There are two possible strategic approaches with respect to Grouchy – one is to strip his to a minimal force so that Napoleon is stronger at Waterloo. However, unless Grouchy has at least 6 Divisions including 2 x infantry, I will create a variant within the Waterloo scenario to penalise the French player by accelerating the Prussian arrivals in particular by allowing most of Third Corps to have moved from Wavre to support Wellington’s left flank arriving about noon and having the Prussian First Corps arriving to attack towards Plancenoit along with the 15th Division/Brigade from IVth Corps at about 2pm. The rest of IVth Corps was historically delayed by a fire at Wavre. The Ist Corps was at Bierges and waited until the delayed units of IVth Corps passed by on the road net immediately North of them but obviously could have set off 3 or 4 hours earlier than they did whilst the road net was clear during the fire.

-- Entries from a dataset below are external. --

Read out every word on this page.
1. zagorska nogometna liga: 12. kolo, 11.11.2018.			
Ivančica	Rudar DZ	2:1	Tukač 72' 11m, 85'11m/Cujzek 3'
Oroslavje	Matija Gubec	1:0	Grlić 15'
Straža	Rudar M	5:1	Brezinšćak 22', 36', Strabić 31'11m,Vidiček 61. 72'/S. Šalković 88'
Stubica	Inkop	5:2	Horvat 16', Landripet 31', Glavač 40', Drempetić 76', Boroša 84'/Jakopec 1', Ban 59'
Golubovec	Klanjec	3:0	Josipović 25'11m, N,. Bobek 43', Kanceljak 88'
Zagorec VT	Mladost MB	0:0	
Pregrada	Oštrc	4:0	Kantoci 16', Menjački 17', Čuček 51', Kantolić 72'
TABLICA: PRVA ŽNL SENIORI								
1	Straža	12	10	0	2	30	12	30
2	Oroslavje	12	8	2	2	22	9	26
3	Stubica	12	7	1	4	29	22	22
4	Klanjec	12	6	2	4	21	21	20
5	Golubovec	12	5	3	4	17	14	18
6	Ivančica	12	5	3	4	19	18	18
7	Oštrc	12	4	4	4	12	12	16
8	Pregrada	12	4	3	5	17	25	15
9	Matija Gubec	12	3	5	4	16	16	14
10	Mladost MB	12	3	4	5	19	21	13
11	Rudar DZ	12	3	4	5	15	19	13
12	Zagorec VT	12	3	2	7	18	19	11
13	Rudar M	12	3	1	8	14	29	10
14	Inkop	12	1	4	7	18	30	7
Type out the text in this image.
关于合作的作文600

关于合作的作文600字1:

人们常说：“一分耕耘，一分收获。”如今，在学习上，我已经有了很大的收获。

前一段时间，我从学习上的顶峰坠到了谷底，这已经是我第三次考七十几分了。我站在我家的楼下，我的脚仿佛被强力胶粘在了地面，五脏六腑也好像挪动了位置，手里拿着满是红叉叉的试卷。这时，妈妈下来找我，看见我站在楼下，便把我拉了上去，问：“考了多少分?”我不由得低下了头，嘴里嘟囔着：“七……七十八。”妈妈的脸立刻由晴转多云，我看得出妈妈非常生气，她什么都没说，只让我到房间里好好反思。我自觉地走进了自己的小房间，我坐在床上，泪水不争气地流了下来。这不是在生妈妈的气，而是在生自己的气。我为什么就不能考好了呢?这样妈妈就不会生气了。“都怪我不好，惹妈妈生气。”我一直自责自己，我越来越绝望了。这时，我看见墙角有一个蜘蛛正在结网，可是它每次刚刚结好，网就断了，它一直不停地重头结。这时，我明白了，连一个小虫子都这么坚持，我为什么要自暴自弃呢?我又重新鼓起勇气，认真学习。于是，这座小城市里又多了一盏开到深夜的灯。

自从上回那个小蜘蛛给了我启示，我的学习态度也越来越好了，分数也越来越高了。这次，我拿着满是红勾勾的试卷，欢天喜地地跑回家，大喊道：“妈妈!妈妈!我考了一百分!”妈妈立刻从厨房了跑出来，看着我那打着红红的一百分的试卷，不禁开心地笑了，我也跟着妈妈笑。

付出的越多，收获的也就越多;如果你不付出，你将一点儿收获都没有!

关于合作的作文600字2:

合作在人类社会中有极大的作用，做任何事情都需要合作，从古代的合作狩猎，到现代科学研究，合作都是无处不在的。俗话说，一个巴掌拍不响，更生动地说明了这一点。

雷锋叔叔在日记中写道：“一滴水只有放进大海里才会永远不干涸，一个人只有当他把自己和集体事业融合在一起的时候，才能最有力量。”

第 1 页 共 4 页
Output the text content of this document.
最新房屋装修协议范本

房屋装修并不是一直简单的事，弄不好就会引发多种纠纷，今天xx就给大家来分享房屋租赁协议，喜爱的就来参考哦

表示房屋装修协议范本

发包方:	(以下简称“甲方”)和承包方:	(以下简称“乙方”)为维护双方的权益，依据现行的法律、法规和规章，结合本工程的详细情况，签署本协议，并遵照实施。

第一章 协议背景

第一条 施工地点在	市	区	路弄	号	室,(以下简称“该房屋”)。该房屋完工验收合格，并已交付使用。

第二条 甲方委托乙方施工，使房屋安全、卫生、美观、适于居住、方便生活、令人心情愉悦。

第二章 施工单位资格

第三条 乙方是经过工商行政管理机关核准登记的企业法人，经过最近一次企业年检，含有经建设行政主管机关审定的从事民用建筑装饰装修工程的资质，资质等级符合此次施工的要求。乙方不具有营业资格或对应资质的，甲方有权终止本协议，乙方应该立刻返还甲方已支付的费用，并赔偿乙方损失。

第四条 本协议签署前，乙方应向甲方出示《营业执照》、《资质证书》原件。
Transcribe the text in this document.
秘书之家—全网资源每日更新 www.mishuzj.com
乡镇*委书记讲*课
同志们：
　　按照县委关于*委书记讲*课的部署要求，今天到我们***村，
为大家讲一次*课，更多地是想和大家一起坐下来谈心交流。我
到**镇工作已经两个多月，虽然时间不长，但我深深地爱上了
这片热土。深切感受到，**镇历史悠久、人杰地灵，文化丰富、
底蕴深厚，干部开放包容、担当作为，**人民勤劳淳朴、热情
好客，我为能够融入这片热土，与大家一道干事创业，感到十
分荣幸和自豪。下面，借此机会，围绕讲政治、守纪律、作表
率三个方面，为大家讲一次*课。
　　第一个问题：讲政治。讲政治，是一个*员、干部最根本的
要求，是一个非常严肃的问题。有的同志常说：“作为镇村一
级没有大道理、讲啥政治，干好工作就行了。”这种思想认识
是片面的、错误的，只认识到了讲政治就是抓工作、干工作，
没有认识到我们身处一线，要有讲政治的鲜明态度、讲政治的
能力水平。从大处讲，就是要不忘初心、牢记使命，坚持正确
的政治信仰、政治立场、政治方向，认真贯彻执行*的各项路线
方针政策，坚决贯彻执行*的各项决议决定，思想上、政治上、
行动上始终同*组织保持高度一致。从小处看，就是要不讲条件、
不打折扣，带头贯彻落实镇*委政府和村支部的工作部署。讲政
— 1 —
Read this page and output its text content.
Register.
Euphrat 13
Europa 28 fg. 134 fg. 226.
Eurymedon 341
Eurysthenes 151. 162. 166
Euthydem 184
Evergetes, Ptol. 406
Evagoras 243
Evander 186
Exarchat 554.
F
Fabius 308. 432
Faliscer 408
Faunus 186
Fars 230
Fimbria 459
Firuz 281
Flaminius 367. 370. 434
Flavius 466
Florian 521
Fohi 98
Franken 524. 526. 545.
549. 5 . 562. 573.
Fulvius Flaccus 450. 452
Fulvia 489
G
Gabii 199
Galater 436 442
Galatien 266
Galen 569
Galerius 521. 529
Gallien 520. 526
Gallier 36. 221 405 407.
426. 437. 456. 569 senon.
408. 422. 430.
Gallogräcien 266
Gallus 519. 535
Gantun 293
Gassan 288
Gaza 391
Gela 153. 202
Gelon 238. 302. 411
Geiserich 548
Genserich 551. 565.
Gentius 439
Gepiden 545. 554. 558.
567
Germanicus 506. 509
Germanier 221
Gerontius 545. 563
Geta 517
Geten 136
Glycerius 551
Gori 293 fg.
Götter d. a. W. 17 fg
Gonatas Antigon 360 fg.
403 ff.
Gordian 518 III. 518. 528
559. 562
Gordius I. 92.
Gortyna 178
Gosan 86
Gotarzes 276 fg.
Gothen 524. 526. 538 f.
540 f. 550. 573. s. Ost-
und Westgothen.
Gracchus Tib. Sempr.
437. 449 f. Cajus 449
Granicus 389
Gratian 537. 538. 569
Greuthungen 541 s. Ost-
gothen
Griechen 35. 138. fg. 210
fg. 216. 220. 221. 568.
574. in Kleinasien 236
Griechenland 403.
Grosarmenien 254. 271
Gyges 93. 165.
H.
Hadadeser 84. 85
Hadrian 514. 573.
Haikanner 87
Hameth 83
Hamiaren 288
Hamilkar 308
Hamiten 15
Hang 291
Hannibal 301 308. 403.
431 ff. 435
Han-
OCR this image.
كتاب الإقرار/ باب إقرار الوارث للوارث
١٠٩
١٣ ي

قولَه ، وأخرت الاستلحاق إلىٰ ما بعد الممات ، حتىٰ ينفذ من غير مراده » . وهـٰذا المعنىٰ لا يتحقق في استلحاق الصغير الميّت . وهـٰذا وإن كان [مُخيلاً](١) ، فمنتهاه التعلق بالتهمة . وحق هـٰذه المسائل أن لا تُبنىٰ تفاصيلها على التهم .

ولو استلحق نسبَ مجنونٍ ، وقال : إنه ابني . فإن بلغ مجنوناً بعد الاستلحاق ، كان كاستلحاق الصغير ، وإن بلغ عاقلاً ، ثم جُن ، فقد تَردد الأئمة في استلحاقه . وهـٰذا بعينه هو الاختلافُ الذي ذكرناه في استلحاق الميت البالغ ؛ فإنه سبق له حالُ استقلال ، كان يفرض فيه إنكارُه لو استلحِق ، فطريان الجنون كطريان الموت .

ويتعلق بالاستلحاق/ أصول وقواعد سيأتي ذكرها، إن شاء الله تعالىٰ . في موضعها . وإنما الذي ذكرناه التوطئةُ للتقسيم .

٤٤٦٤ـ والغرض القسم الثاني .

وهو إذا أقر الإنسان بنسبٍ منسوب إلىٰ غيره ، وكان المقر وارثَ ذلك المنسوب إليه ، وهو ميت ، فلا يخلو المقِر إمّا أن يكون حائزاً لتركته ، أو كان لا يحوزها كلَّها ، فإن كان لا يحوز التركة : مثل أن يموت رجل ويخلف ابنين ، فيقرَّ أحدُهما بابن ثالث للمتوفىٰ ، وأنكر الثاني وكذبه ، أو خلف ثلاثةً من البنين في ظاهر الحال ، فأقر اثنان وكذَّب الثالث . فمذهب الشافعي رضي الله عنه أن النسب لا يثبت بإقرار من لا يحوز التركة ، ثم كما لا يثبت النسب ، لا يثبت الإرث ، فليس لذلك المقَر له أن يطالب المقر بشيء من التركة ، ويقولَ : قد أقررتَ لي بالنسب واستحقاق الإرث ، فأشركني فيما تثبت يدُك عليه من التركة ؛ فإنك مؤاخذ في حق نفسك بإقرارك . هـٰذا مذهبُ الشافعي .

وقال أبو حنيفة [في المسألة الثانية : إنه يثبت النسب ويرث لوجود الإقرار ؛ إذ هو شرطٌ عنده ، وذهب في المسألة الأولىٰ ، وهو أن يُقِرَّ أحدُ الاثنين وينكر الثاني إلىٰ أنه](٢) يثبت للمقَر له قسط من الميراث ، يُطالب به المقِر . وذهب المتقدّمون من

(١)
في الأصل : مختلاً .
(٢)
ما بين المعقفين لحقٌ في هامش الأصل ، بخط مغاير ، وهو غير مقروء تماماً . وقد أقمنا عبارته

The second strategic approach would be to allow Grouchy enough strength so that coupled with an earlier arrival he could make a real difference to the Prussian move to Waterloo.
In my post above I gave some examples of what he might have done. However, reading more of the historical account makes it clear that Grouchy’s force did not succeed in any of their attempts to overcome a defended river crossing. At Basse-Wavre the Prussians destroyed the wooden bridge. For the stone bridges in Wavre the Prussian defence successfully used barricades, several batteries of guns and many skirmishers using loopholes in buildings along the river front. The attackers also failed at Bierges. The French only managed to cross at Limale in the evening because the local Prussian commander made a mistake in pulling his force back from the bridge and river to high ground north of the village – perhaps he was expecting the French to get across at Bierges and attack him from there. Pajol’s cavalry managed to approach rapidly and get across before the defenders could get near the bridge.
As I use an artillery mod similar to the one in KS, with canister ranges more than twice the standard game, I think the French would also fail to cross the river in my Wavre scenarios. I do not want to deliberately move Prussian defenders back from the bridges earlier in the day especially as there will be even more of them in the vicinity then e.g. all of First Corps at Bierges. However, examining history reveals a solution, there was an unguarded stone bridge South of Limale that Grouchy could have used at Mousty (or Moustier). In fact it was even held by the French because a detachment of Napoleon’s cavalry (from Marbot’s Hussars) had been stationed there waiting to make contact with Grouchy as Napoleon assumed he would use that bridge!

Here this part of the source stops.